Counting Based Page replacement, Page-Buffering Algorithms and Applications and Page replacement


Counting Based Page replacement:

There are several algorithms based on counting the number of references that have been made to a given page, such as:

o    . Least Frequently Used, LFU: Replace the page with the lowest reference count. A problem can occur if a page is used frequently initially and then not used any more, as the reference count remains high. A solution to this problem is to right-shift the counters periodically, yielding a time-decaying average reference count

o    Most Frequently Used, MFU: Replace the page with the highest reference count. The logic behind this idea is that pages that have already been referenced a lot have been in the system a long time, and we are probably done with them, whereas pages referenced only a few times have only recently been loaded, and we still need them.

In general counting-based algorithms are not commonly used, as their implementation is expensive and they do not approximate OPT well.

Page-Buffering Algorithms:

There are number of page buffering algorithms often used in addition to a specific page replacement algorithm.

For example, maintain a certain minimum number of free frames at all times. When a page-fault occurs, go ahead and allocate one of the free frames from the free list first, to get the requesting process up and running again as quickly as possible, and then select a victim page to write to disk and free up a frame as a second step.

Keep a list of modified pages, and when the I/O system is otherwise idle, have it write these pages out to disk, and then clear the modify bits, thereby increasing the chance of finding a "clean" page for the next potential victim.

Keep a pool of free frames, but remember what page was in it before it was made free. Since the data in the page is not actually cleared out when the page is freed, it can be made an active page again without having to load in any new data from disk. This is useful when an algorithm mistakenly replaces a page that in fact is needed again soon.
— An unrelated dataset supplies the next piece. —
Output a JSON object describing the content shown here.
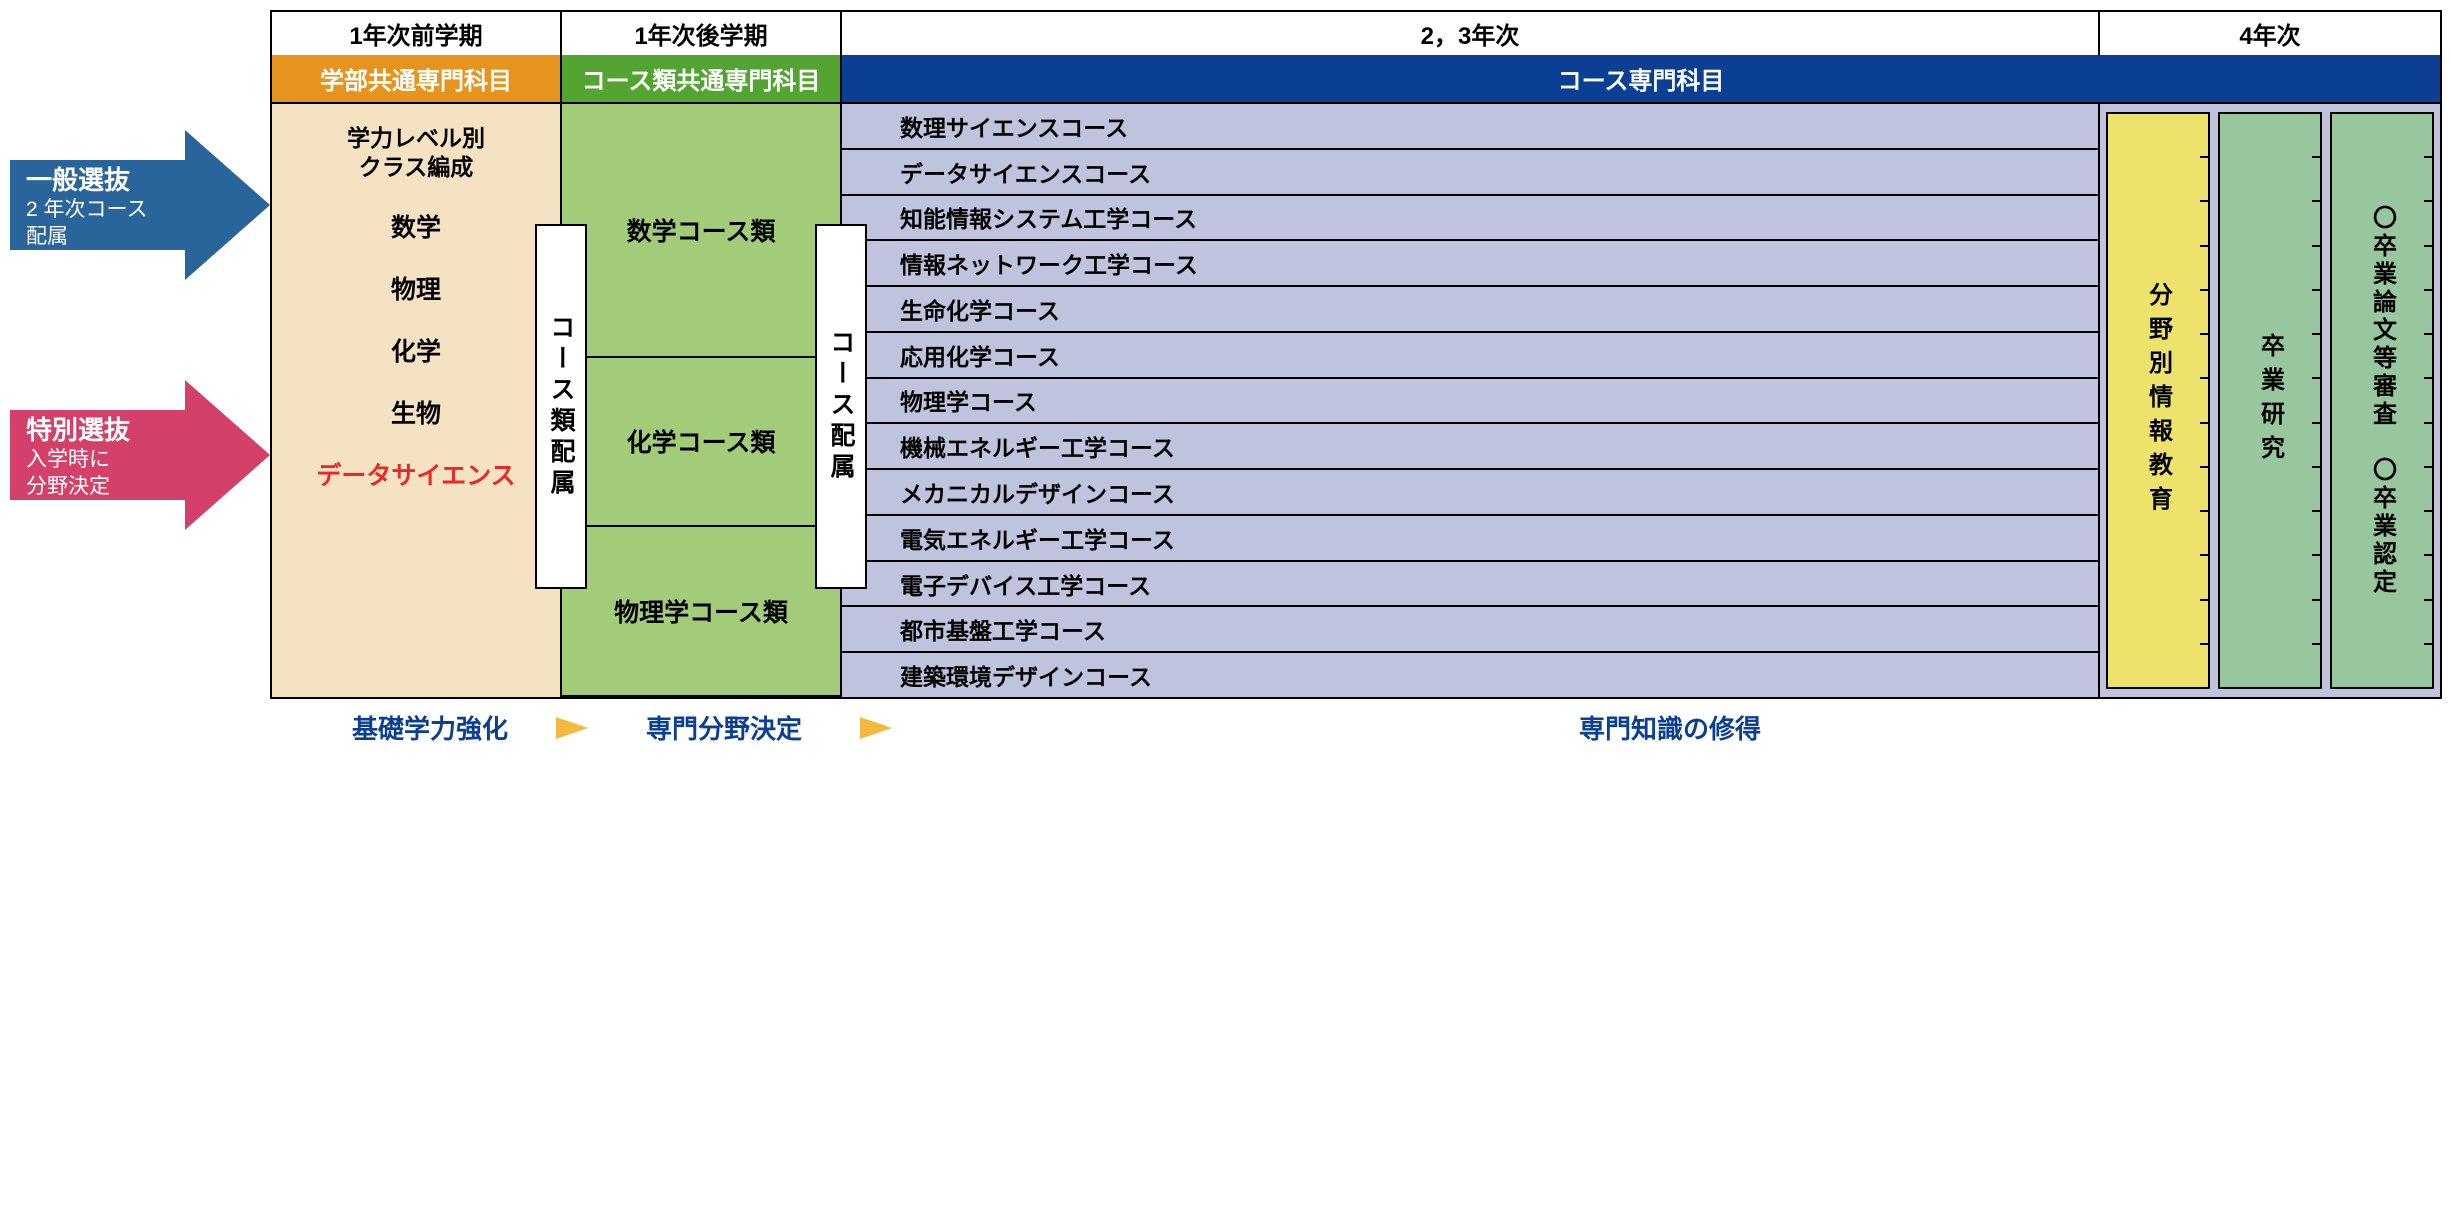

Applications and Page replacement:

·         Some applications ( most notably database programs ) understand their data accessing and caching needs better than the general-purpose OS, and should therefore be given reign to do their own memory management.
·         Sometimes such programs are given a raw disk partition to work with, containing raw data blocks and no file system structure. It is then up to the application to use this disk partition as extended memory or for whatever other reasons it sees fit.